“No, there is not more beauty in Rome than elsewhere, and all these objects which have been continuously admired for generations, which workmen’s hands have mended and restored, signify nothing, are nothing and have no heart and no worth; –but there is much beauty here, because there is much beauty everywhere.”
Rainer Maria Rilke, Letters To A Young Poet

Our bus parked in Caserta and we stood at the foot of an 18th century baroque monstrosity. A grand stair carried us into the belly of the beast–a world of gilded bronze, carved wood, rare stone and lush fabrics. Chandeliers glistened overhead and paintings played upon various themes.

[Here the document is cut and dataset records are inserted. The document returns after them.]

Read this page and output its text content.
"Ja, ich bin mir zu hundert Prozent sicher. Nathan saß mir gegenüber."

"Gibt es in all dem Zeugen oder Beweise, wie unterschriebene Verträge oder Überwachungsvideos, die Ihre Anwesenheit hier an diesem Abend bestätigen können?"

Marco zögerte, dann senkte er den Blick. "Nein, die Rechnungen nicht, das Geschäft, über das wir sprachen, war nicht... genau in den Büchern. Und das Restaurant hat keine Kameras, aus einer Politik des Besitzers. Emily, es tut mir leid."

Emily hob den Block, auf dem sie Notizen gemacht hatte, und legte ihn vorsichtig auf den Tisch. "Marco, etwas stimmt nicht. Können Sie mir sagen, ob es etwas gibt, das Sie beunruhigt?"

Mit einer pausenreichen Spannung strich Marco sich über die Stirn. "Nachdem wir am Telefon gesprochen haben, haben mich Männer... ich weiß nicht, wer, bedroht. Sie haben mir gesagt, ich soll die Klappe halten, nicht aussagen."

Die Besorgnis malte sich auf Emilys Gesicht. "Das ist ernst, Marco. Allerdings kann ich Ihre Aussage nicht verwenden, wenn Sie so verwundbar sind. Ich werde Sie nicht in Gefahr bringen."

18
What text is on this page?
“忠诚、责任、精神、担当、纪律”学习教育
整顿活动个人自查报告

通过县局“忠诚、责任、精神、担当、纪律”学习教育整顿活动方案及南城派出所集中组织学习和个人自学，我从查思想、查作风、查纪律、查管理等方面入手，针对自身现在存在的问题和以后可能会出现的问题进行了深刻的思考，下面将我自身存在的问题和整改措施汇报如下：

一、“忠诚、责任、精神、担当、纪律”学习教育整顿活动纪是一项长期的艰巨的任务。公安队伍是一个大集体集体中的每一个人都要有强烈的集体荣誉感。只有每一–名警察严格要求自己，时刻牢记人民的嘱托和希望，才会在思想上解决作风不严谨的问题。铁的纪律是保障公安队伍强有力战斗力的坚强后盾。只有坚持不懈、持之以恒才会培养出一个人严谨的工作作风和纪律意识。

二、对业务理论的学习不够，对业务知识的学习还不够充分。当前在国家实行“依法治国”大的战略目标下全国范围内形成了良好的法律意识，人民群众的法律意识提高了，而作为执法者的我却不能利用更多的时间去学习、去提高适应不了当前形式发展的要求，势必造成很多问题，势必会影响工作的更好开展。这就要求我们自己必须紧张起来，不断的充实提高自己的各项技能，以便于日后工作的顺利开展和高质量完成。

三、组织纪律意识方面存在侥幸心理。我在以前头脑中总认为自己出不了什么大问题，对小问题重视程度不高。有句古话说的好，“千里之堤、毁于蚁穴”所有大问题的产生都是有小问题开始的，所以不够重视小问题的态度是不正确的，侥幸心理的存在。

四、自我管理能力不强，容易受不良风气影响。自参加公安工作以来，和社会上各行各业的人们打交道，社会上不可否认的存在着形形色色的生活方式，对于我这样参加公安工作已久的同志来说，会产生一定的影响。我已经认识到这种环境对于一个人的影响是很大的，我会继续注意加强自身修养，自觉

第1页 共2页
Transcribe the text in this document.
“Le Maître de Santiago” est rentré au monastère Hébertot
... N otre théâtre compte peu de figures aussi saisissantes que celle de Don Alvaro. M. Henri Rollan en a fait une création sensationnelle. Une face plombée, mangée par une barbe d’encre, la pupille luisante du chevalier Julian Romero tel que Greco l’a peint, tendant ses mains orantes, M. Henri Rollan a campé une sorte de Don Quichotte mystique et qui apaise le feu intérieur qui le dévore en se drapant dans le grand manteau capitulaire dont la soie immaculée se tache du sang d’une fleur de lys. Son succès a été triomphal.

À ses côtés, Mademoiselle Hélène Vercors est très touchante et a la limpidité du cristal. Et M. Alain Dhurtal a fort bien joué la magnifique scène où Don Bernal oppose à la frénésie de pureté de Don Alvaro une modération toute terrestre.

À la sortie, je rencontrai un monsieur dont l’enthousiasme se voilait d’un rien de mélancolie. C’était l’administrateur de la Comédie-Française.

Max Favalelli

Indeed, the kings of Naples built this sanctuary of opulence to impress.
The only thing that the Palace of Caserta impressed upon me was a sense of boredom. Glancing from one embellishment to another, I reflected on the uselessness of the place. Even the most exquisite flourishes at the “Reggia” appear empty and expected, like a stage set without a plot to bring it to life. The handsomely dressed spaces lack their own story–they recall worn out mythology and misplaced wealth. Their state of preservation conveys more about the modern culture of tourism than it does about the royal family’s brief reign.

Similar monuments populate the city of Rome where they continually attract and astonish visitors. Unfortunately, these works of art and architecture wear the weight of their own fame. Reproductions systematically reduce each masterpiece to an icon and diminish our capacity of perception. Filled with expectations, we look at great works for the first time without a sense of discovery.
The Palace of Caserta and the attractions of Rome are beautiful, but they are missing something. It exists in the spaces between these sites. They are small and unimposing things–traces, coincidences, and peculiarities that lurk in every city, revealing more about the human condition than the weary monuments that we to shower with attention.

In Rome, bottles churn endlessly at a dam in the Tiber; aggregations of metal locks stand testament to a series of romantic vows; strands of steel from the street cleaning brushes litter the roads; cell phones distract gladiators when business is slow; pasta occupies an entire row at the supermarket; and re-used cobble stones wear the decontextualized paint of pedestrian crosswalks.
Such things are mere traces of a city, but they offer the freshness and excitement of discovery to anyone who cares to notice. They are what I love about this place. The baroque palace at Caserta, I could do without.